Earlier this month, the Consumer Financial Protection Bureau (CFPB) released the latest iteration of its Supervisory Highlights report, which summarizes some of the CFPB’s recent supervisory examinations and provides guidance to industry about practices to avoid. The CFPB’s Supervisory Highlights report notes that the CFPB has recently examined the following practices:
- Automobile Loan Servicing. The CFPB has recently conducted examinations of captive automotive finance companies for unfair and deceptive acts and practices (UDAAPs) involving rebates for extended automobile warranties. Typically, when a lessee purchases an extended warranty for a leased car and the car is a total loss, the lessee is entitled to a pro-rated rebate of the premium amount for the un-used portion of the warranty; the rebate is applied first to any deficiency balance on the lease, and the balance is returned to the lessee. The CFPB found that some automotive finance companies had engaged in UDAAPs by (1) failing to apply the rebate to the deficiency balance or artificially deflating the value of the rebate (for instance, by overstating the number of miles on the car) and then (2) attempting to collect on the inflated deficiency balance.
- Bank Debiting Practices. The CFPB found that some banks had inaccurately represented that debits made through an online bill-pay service would occur on a given date, even though they might occur earlier than the stated date (for instance, if a payee only accepted a paper check). In some instances, this caused consumers to suffer overdraft fees because there was insufficient money to cover the debit on the earlier date.
- Mortgage Servicing. The CFPB found that some mortgage servicers had unlawfully charged consumers fees that were not authorized by their mortgage loans, failed to cancel private mortgage insurance when the loan-to-value ratio dipped below 80%, failing to exercise “reasonable diligence” in processing loss mitigation applications, and failed to provide necessary documentation to the successors-in-interest to borrowers who obtained a home equity conversion mortgage (a type of HUD-insured reverse mortgage).

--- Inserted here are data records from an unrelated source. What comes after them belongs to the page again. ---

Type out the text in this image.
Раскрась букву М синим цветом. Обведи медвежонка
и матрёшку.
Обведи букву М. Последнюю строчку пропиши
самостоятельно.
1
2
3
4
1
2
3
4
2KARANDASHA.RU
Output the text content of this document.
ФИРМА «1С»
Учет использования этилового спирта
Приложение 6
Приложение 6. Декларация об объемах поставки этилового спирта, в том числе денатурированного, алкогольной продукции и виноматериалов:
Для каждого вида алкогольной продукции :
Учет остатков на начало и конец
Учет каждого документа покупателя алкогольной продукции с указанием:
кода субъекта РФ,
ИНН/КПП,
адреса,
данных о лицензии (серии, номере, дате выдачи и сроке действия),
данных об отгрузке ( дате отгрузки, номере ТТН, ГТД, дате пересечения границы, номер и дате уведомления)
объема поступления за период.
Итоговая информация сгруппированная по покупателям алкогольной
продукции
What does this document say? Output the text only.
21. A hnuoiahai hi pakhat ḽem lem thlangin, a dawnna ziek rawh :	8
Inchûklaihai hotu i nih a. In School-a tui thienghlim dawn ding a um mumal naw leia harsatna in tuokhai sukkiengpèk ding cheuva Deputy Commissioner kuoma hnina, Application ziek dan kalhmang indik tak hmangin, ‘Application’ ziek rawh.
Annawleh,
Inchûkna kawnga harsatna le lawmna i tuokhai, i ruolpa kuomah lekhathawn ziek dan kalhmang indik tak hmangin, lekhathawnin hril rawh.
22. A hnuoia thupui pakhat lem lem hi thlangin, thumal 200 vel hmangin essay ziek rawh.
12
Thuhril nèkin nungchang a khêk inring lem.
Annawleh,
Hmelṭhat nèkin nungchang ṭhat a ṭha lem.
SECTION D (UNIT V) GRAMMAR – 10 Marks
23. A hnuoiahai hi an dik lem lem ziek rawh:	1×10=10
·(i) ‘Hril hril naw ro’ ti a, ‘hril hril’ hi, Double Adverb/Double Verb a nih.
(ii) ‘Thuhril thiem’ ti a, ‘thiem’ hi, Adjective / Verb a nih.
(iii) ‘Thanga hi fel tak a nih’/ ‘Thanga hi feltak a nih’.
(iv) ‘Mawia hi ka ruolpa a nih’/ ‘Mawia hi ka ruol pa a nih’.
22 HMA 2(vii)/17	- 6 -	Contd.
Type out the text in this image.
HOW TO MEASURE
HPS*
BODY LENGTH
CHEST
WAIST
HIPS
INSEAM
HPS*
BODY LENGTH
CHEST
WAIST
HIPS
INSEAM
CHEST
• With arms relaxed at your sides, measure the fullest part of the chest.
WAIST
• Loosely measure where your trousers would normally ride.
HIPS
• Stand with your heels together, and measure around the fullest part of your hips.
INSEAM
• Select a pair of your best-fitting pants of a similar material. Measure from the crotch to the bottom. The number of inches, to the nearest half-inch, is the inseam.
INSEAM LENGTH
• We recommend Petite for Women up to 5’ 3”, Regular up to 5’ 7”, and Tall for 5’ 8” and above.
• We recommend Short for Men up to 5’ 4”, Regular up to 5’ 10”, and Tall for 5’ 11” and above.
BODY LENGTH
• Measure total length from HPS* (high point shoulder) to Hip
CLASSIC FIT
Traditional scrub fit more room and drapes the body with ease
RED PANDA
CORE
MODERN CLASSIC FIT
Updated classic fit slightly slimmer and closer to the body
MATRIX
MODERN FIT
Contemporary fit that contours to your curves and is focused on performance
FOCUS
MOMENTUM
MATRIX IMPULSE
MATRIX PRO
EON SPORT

The CFPB also noted that it had brought five public enforcement actions against payday lenders and other financial institutions relating to a variety of unlawful practices, including debiting consumers’ bank accounts without authorization, furnishing inaccurate information to credit reporting agencies, failing to make required disclosures to consumers, and improperly threatening to initiate debt collection actions.